Things are going to shit in France. All of the schools where I work are losing students in large numbers because of stupid government decisions, I am losing work and very few people care about it apart from the end users – students and teachers.
France has always been heavily over-bureaucrated, something I may have mentioned before; my favourite statistic is that whilst 11% of the UK workforce is employed by the Government there, in France it’s 24%. These numbers may be out of date now, but the principle holds – France is an expensive place to run. Also: Too Good To Check (old tabloid journalist saying).
This is now biting them in the ass; because there is No Money the government has reduced the bonus companies received for employing apprentices drastically, in some cases from €8 000 to €1 000. Other benefits have also disappeared for employers, so many are no longer taking on apprentices, interns and other starter-type employees.
One school where I work has cancelled 40% of its courses; another has reduced face-to-face teaching hours by 25%, making students do the extra hours in their own time online; and a third won’t be opening until next October because the bureaucratic hassles involved mean that they won’t have their paperwork finished by January as they’d hoped, losing me five whole days work; and a fourth has just cancelled an entire course because there were only two students left taking it. This means that I and the other seven teachers who taught these students have each lost six whole days of work between now and the end of the academic year, but that’s not the worst thing. “Where are the students going to go to finish their course?” I asked the director. She shrugged. “I don’t know.” (*1)
Luckily, she and the other administrators in the school – it’s owned by a local big city’s Chamber of Commerce – are all going to keep their jobs and they are, even as you read this, diligently marketing the school to students for the next academic year. Well, they will as soon as their Christmas holidays are over. And this is the same school that begged and begged me to go and work for them when I really didn’t want to, making me shoe-horn classes into impossible slots and undertake a 100 km round trip to get there.

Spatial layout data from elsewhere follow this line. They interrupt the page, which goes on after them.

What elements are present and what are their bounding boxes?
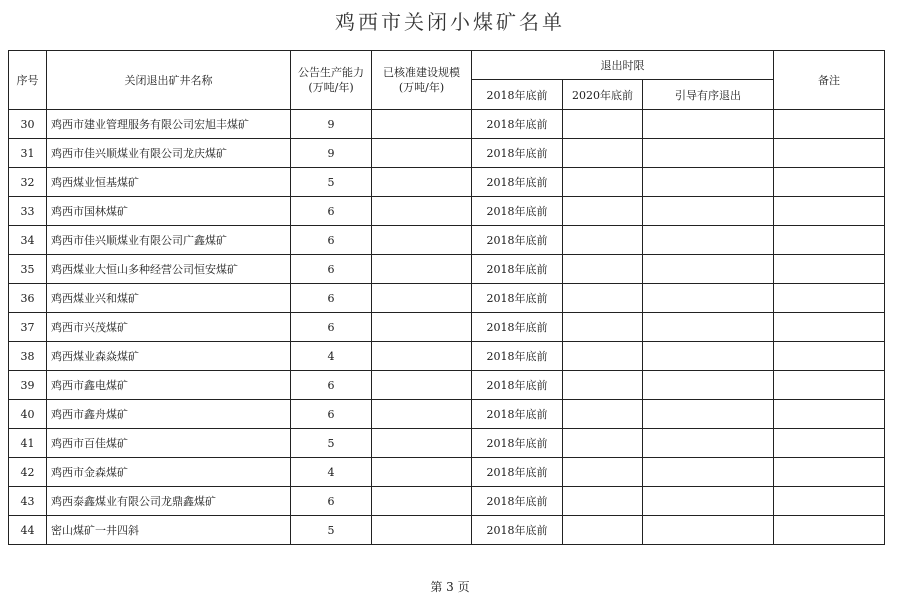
cell-deadline-2020	[563, 516, 643, 545]
cell-deadline-2020	[563, 400, 643, 429]
cell-deadline-2018: 2018年底前	[472, 313, 563, 342]
header-deadline-2018: 2018年底前	[472, 80, 563, 110]
cell-seq: 36	[9, 284, 47, 313]
cell-seq: 40	[9, 400, 47, 429]
cell-deadline-2018: 2018年底前	[472, 400, 563, 429]
cell-capacity: 6	[291, 400, 372, 429]
cell-seq: 39	[9, 371, 47, 400]
cell-deadline-2018: 2018年底前	[472, 342, 563, 371]
cell-mine-name: 鸡西市鑫舟煤矿	[47, 400, 291, 429]
cell-guided-exit	[643, 313, 774, 342]
table-row	[9, 313, 885, 342]
cell-remarks	[774, 255, 885, 284]
cell-approved-scale	[372, 342, 472, 371]
header-approved-scale-unit: (万吨/年)	[398, 81, 445, 94]
header-deadline-2020: 2020年底前	[563, 80, 643, 110]
cell-capacity: 9	[291, 110, 372, 139]
cell-deadline-2018: 2018年底前	[472, 487, 563, 516]
table-row	[9, 255, 885, 284]
cell-guided-exit	[643, 197, 774, 226]
cell-capacity: 4	[291, 342, 372, 371]
table-row	[9, 110, 885, 139]
table-row	[9, 487, 885, 516]
cell-deadline-2020	[563, 226, 643, 255]
cell-approved-scale	[372, 371, 472, 400]
table-row	[9, 400, 885, 429]
cell-capacity: 6	[291, 255, 372, 284]
cell-deadline-2020	[563, 255, 643, 284]
cell-seq: 38	[9, 342, 47, 371]
table-row	[9, 516, 885, 545]
cell-deadline-2018: 2018年底前	[472, 197, 563, 226]
table-row	[9, 284, 885, 313]
cell-mine-name: 鸡西市兴茂煤矿	[47, 313, 291, 342]
cell-seq: 44	[9, 516, 47, 545]
cell-capacity: 6	[291, 197, 372, 226]
cell-deadline-2018: 2018年底前	[472, 110, 563, 139]
cell-seq: 41	[9, 429, 47, 458]
cell-remarks	[774, 487, 885, 516]
cell-remarks	[774, 458, 885, 487]
cell-seq: 31	[9, 139, 47, 168]
cell-guided-exit	[643, 226, 774, 255]
header-announced-capacity-unit: (万吨/年)	[308, 81, 354, 94]
cell-capacity: 6	[291, 226, 372, 255]
cell-approved-scale	[372, 139, 472, 168]
cell-approved-scale	[372, 487, 472, 516]
cell-seq: 33	[9, 197, 47, 226]
cell-mine-name: 鸡西市佳兴顺煤业有限公司广鑫煤矿	[47, 226, 291, 255]
cell-approved-scale	[372, 226, 472, 255]
cell-capacity: 6	[291, 313, 372, 342]
table-row	[9, 139, 885, 168]
cell-mine-name: 鸡西市金森煤矿	[47, 458, 291, 487]
cell-guided-exit	[643, 110, 774, 139]
cell-approved-scale	[372, 197, 472, 226]
table-row	[9, 371, 885, 400]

It is a very short-sighted attitude, as Any Fule Kno. Get in some AI now to take over those apprentice jobs and only hire people with five years experience is the current mantra, in teaching like everywhere else. Except, of course, soon no one will have five years experience, or even one year in work. Schools cutting teaching hours where their reputation for top graduates matters will find companies complaining that, all of a sudden, the students from that school can’t speak English any more, for example. You can write your own consequences here because they’re obvious to anyone wearing spectacles.
I learned a long time ago from French friends that the first, and indeed sometimes only, job of bureaucrats is to keep their own job. This is why so many interactions with them are completely stupid, even useless. They will email back an Excel spreadsheet which needs a date changing instead of doing it themselves; they will return your file because it is missing a piece of paper – a piece of paper they never asked you for in the first place – sometimes even asking for a piece of paper which simply doesn’t exist; they will demand something urgently and then auto-reply that they’re now on holiday until next year.
France is facing a massive financial crisis, the peasants are revolting, the Government can barely govern, everyone hates the President and this all feeds into the second national sport, after bureaucratising: Moaning. Everyone moans, no one does anything about it. Ever.
For example, when he was elected for the first time in 2017 Macron promised an extra €300 million or so for autistic children. Where did that money go? Who knows. France has had four Autism Plans since 2005, the last finishing in 2022. Since then? Probably has an important piece of paper missing from its folder. But no one who matters is interested in anything beyond the headlines acclaiming the initiative – Brigitte Macron I’m giving you the Paddington Stare – so nothing happens except people continue suffering.
On a personal level it puts me in a difficult position where I will barely have enough work to sustain my opulent lifestyle next year. So, if you hear of anything, do let me know. Cheers.
*1 – Two administrators came to explain to the 3rd year class I was teaching yesterday why the first year of their course was being abandoned. Two of them. To explain why they didn’t have the money available to teach two students. Irony is alive and well and living in French schools.